Genevieve se glissa sur le banc de la table de pique-nique à côté de Bethany, et lui demanda dans un chuchotement :

— Que se passe-t-il ? Qui sont ces gens ? Je ne comprends rien… Et Marshall, on a du nouveau ?

— Il est retenu sur le continent, « par un cas de force majeure », répondit Bethany. Il a appelé le poste de police hier soir, mais trop tard pour prévenir l’un d’entre nous, apparemment. Voilà pourquoi Jay est ici. Il est venu transmettre le message. Marshall a promis de revenir dès que possible.

Genevieve écarquilla les yeux.

— C'est pour ça que Thor a l’air furieux ?

— Ouais. Il est dégoûté. Il a l’habitude de diriger ses expéditions d’une main de fer, et celle-ci se barre en sucette pratiquement depuis le début.

— Je voudrais un peu de silence, s’il vous plaît ! lança Thor d’un ton sec. Je déplore l’absence de Marshall tout autant que vous, mais c’est un homme responsable : s’il dit qu’il est retenu par un cas de force majeure, eh bien, soit.
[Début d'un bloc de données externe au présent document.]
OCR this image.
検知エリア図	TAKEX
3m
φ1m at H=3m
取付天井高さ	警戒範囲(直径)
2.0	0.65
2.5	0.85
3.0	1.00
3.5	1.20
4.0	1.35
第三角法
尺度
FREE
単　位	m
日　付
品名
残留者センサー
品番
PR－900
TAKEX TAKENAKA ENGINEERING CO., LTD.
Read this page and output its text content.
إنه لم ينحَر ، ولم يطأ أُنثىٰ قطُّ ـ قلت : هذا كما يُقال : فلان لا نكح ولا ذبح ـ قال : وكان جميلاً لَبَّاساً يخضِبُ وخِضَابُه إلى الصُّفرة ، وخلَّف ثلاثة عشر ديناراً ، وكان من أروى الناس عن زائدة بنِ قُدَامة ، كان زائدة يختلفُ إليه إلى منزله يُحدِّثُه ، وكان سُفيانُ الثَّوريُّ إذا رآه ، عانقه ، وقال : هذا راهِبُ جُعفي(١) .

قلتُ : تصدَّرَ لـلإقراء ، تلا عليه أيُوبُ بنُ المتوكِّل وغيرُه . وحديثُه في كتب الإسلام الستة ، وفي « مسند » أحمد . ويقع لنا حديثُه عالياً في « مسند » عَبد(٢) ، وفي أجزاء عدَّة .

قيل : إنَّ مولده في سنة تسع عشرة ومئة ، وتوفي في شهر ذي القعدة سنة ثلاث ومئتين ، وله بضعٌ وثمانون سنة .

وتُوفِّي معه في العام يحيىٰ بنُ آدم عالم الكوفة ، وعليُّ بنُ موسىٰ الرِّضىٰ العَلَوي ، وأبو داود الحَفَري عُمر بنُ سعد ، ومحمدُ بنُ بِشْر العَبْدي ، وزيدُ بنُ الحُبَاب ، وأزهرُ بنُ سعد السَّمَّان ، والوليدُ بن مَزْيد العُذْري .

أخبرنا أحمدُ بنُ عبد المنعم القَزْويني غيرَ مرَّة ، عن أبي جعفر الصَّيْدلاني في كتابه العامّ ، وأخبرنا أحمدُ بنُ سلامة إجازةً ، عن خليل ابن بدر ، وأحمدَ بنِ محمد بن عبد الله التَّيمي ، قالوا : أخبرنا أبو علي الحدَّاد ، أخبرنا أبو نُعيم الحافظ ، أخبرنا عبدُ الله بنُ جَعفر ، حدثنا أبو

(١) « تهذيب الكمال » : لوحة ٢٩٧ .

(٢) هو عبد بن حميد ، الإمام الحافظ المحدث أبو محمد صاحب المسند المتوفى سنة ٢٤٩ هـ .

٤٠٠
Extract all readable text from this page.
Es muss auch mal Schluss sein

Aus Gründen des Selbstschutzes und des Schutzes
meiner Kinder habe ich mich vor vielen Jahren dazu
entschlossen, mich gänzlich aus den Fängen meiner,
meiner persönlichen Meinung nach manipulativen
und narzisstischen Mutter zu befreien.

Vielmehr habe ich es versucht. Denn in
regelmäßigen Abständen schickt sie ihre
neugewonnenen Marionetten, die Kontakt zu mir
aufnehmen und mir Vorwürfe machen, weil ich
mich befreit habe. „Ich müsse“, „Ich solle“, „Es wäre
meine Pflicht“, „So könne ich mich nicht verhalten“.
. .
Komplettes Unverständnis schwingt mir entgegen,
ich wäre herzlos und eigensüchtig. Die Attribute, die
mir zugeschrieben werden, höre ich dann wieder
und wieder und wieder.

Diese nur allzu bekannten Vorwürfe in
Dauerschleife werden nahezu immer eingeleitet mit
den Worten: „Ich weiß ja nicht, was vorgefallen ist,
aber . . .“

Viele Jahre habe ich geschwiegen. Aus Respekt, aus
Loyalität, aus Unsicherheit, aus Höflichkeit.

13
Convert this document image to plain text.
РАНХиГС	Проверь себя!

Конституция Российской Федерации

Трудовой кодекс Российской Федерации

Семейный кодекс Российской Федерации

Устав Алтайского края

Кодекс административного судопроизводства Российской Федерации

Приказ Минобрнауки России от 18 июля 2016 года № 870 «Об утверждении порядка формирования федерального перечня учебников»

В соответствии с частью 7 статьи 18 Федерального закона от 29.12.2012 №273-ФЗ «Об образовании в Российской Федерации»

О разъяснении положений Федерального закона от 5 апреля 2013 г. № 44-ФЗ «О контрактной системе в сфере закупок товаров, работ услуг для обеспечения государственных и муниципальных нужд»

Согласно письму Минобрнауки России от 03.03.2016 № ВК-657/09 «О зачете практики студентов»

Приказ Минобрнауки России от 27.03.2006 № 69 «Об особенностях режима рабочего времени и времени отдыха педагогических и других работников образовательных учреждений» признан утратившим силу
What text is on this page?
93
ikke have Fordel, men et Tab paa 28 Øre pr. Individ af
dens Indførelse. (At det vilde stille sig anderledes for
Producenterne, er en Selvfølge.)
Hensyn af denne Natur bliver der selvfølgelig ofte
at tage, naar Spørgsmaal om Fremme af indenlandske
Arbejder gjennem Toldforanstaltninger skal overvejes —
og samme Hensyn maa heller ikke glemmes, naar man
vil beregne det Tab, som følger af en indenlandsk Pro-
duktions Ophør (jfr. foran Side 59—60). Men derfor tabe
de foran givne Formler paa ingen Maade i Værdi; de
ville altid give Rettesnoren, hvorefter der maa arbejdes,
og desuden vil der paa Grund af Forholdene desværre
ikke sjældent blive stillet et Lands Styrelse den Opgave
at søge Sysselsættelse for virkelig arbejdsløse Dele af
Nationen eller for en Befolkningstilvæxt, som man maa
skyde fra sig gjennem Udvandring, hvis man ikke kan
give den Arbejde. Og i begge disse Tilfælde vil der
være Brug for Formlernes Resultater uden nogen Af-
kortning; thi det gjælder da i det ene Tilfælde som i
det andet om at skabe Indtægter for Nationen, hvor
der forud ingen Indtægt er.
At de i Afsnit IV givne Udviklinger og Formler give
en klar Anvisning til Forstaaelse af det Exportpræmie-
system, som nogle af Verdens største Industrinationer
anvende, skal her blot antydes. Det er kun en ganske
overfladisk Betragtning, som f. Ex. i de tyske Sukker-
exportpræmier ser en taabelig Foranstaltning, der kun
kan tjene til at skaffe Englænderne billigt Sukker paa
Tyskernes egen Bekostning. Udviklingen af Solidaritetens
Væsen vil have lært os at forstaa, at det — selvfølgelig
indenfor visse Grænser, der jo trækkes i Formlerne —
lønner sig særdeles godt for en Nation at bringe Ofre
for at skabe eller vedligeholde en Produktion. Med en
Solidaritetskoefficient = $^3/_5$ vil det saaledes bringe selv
Nous, on continue.

Il y eut un silence.

— Bon, dit le Pr Sheridan en désignant sa maquette. La Marie Joséphine. Lancée en octobre 1803, achetée par les Anglais en 1816. Déplacement : mille huit cents livres. Longueur : cent soixante pieds, c’est-à-dire quarante-neuf mètres, ainsi que vous le savez. Tirant d’eau : quatorze pieds et trois pouces, ce qui représente quatre mètres trente-cinq. Elle transportait trente canons et deux canons de proue de près de onze kilos chacun. Ces canons sont quelque part sous l’eau. Les mâts ont été détruits et il y avait des trous dans la coque. Le navire était déjà mortellement blessé avant même que débute la tempête. Nous nous sommes basés sur les descriptions des dommages retrouvées dans un journal de bord tenu par un pirate pour reconstituer le naufrage sur l’ordinateur. Je suis convaincu qu’elle a pris l’eau de telle façon qu’elle s’est fendue en deux au moment d’entamer sa descente. Il est estimé que la tempête qu’ils ont essuyée avait des vents soufflant à une force de près de trois cent vingt et un kilomètres à l’heure. Cela signifie que de grosses portions du navire ont pu être transportées à une distance de près de deux kilomètres. La zone que vous devez couvrir est donc très vaste. Vos indices seront les canons et…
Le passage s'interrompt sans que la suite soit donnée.